Monday, February 2, 2009

Reach Out and Touch

Saturday January 17th was just an ordinary day for most of us. Our family went skiing in the morning and then just hung out at home for the rest of the day. My oldest son invited a friend over. We all spent several hours playing games, laughing and having fun, then ordered out for pizza. Little did we know that just a few miles away, another family was devastated by tragedy. Ironically that family was someone both of these boys knew; it was one of their classmates (and one of their school’s bus drivers, too). Fire destroyed the house, the car, a pet and everything they owned inside.

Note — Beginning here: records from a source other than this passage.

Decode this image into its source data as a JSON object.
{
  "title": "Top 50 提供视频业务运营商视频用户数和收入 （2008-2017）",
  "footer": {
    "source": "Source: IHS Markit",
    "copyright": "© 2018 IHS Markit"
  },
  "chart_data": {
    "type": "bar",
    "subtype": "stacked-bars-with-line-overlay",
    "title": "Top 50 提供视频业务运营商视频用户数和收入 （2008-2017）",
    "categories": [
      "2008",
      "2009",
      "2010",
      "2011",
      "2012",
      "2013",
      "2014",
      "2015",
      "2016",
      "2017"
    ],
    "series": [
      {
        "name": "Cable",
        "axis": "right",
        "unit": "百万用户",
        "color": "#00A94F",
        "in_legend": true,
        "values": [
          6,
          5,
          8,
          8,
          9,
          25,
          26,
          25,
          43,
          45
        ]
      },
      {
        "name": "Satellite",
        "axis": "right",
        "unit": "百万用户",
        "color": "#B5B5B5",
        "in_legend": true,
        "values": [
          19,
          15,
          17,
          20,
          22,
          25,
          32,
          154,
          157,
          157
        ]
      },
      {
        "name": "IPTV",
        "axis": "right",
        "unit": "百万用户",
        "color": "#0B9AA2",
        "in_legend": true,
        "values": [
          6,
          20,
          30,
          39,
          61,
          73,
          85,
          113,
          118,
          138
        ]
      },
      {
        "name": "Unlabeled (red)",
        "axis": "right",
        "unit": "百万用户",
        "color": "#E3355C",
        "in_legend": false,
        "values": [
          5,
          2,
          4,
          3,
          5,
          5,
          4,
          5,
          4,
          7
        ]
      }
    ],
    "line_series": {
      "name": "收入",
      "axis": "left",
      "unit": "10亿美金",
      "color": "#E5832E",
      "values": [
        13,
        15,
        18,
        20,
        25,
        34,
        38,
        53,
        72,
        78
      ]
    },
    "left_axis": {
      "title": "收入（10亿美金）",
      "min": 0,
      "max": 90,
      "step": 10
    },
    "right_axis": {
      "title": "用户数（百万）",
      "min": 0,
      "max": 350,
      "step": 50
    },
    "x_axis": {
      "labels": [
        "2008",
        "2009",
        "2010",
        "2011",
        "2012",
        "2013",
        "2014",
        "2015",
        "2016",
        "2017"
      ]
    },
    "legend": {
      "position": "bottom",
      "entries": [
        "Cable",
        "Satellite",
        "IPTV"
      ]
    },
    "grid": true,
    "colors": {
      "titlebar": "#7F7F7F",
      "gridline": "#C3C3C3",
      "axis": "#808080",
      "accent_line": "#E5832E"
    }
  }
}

When I learned about the fire, my husband and I were preparing to bring our boys to Boston for a Bruins game, something we had planned for months and were very excited about. But in that moment, my heart grew heavy and a deep feeling of guilt about my day, my home, my family, and my life clouded my joy. Sporadically throughout the day I was nagged by sadness, helplessness and distress. I wanted to reach out and make it all better.

Later that week, as my son & I drove home in the dark from our monthly date, I showed him the house. Ever since I heard about the fire, I had frequently talked to “LJ” about how it destroyed everything this family had, yet I knew that only seeing it with his own eyes would allow him to fully comprehend the extent of the loss. I pulled into the driveway and flicked on the high beams. Light spilled over what used to be a cherished home. Now all we saw was a pile of ice-covered rubble.

He was speechless. I knew that he was holding back tears. (“LJ” is very fond of the woman who owned this house. She was his kindergarten bus driver and they still exchange many hugs, smiles & waves.) Finally he spoke and his words sent a chill down my spine. “Mom”, he said, “what were we doing Saturday when this fire happened?” I reminded him about our day. He then somberly said “ … so when B & I were laughing & having fun, D & Mrs. R were crying as they watched their house burn down!”

As a mom I know that it’s important to spare & protect my children from harm & turmoil, and yet I am wise enough to know that it is also my responsibility to expose them to things that touch their soul, no matter how difficult. This will ensure that these lessons are learned, absorbed and humanized. It is my hope that their hearts will forever be open and their hands will always reach out to those who are less fortunate.

1 comment:

  1. What a grown-up question from LJ - it deserved the grown-up response you gave. The only 'consolation' is that an experience like that will focus the attention of all the youngsters who know D on being fire safe; probably for the rest of their lives.